Last week, I talked about the Keller Williams new consumer play: purchasing Smarter Agent. I’ve long been a skeptic of agent branded/template apps, for two main reasons:

  1. User acquisition costs are too high.
  2. Zero unique functionality meaning zero reason for a buyer to download / use them.

I still have yet to hear a good response. The core question remains: what is differentiated about “agent branded” apps? The only answer I’ve ever heard? Nothing.

A 2008 strategy in 2108. I don’t get it. KW needs to do better.

Especially since I broke my collarbone and several ribs in a motorcycle accident, we figured this week was a good time as any for Greg Fischer to introduce himself and explain how and why he showed up somewhat out of the blue a few weeks ago to help out with Geek Estate Mastermind. Greg’s journey has been a nontraditional one.
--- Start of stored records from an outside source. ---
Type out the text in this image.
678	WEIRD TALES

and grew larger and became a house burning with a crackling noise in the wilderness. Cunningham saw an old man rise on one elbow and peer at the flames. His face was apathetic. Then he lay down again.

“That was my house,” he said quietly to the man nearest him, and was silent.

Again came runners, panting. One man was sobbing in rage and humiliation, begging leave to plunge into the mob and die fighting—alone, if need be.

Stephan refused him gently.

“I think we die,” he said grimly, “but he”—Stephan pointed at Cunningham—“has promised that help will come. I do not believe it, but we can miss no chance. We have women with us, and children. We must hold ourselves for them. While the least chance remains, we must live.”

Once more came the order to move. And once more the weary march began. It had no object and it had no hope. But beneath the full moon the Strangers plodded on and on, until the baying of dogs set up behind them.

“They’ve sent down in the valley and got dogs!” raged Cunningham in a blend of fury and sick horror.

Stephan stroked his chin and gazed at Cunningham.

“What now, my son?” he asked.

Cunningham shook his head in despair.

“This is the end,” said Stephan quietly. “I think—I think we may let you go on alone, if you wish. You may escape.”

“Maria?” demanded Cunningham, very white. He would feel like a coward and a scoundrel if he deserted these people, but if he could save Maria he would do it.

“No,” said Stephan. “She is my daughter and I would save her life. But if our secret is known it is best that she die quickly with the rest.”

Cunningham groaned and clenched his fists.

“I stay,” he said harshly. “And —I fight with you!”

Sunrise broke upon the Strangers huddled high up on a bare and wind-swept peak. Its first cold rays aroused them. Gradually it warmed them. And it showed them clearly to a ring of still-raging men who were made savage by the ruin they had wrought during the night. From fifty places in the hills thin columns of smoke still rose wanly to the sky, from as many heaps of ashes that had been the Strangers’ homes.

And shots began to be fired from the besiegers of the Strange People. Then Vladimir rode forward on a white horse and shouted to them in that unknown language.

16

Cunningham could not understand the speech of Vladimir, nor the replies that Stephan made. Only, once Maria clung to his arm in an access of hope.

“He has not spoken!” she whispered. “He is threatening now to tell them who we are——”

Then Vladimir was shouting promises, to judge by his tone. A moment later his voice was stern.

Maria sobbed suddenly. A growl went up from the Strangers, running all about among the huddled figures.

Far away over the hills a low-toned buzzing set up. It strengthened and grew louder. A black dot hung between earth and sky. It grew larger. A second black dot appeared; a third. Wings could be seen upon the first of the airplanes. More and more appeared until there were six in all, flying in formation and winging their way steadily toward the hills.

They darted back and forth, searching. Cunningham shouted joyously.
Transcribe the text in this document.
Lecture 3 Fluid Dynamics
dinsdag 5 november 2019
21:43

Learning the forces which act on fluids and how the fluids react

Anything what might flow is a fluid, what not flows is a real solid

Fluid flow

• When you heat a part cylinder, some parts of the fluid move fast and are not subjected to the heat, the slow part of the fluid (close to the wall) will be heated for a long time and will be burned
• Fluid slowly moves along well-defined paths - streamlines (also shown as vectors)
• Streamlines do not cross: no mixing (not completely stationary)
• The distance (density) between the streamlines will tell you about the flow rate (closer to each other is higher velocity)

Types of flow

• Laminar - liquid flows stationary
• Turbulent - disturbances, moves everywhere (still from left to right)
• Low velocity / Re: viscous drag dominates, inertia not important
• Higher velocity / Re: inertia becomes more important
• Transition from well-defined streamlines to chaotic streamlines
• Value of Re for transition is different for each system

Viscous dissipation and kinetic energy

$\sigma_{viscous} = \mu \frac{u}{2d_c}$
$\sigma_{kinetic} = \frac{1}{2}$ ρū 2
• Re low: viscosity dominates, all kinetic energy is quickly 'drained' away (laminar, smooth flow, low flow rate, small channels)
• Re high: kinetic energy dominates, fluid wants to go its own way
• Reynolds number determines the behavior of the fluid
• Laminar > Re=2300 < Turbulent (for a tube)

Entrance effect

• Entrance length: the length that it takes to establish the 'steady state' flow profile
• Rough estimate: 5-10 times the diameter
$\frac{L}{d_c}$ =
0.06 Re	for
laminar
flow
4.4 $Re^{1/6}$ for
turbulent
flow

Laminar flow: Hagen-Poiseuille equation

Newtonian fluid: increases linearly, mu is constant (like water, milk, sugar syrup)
He grew up on the East Coast, traded time between Myrtle Beach and San Diego in his early adult years, spent a formative eight years in Texas, worked in tech in both New York and San Francisco, and finally, almost three years ago, settled down in Oregon at the crossroads of the Cascades and the high desert in Bend.

Transactions have always been a kind of sandbox for him. He can’t imagine participating in the real estate business and not having ever personally curated a deal. He was the kid who changed the oil in airplanes during the day but was studying how to run the airline at night. He still manages rental property in Bend. It’s the grind that fuels his competitive advantage and shapes his ideas.

Weekly Radar Sample

TRULIA TRUTH TRAINERS
I enjoy it when real estate technology companies share insights about design or development and think this look into Trulia’s machine learning and AI efforts is quite impressive. Deep Varma, VP of Engineering sheds light on how “Trulia got to work building three machine learning-based pillars: computer vision tools, a recommender system, and a consumer prediction engagement model.” Reading this piece also made me wonder why it takes so much computing power simply to apply some metadata to a photo to indicate that it’s a kitchen. If this data is so valuable, why aren’t brokers or MLS’ only publishing listings when the metadata is correctly submitted? Of course, I guess the whole benefit of systems like this is to override the fallibility of humans. -GF

AIRBNB AND RELO
Airbnb is a multi-billion dollar real estate company that deserves more attention. Depending on how you look at it, it can be considered one of the largest rental platforms in the world. The latest rumblings from Forbes are they are that “To continue to grow (and find demand in untapped markets), [Airbnb] is now going after three different areas: team off sites or retreats, team-building experiences, and relocations.” The writing has been on the wall for years. When will they make a major play at rentals, or even bolder, make a play for commissions? I have to imagine both are a matter of when, not if. -DM

Mastermind Member News

As a reminder, the purpose of the Geek Estate Mastermind is two fold:

  1. Curate the world’s most innovative and diverse community of real estate creatives, doers, and pioneers.
  2. Make our members wildly successful in their careers building real estate companies.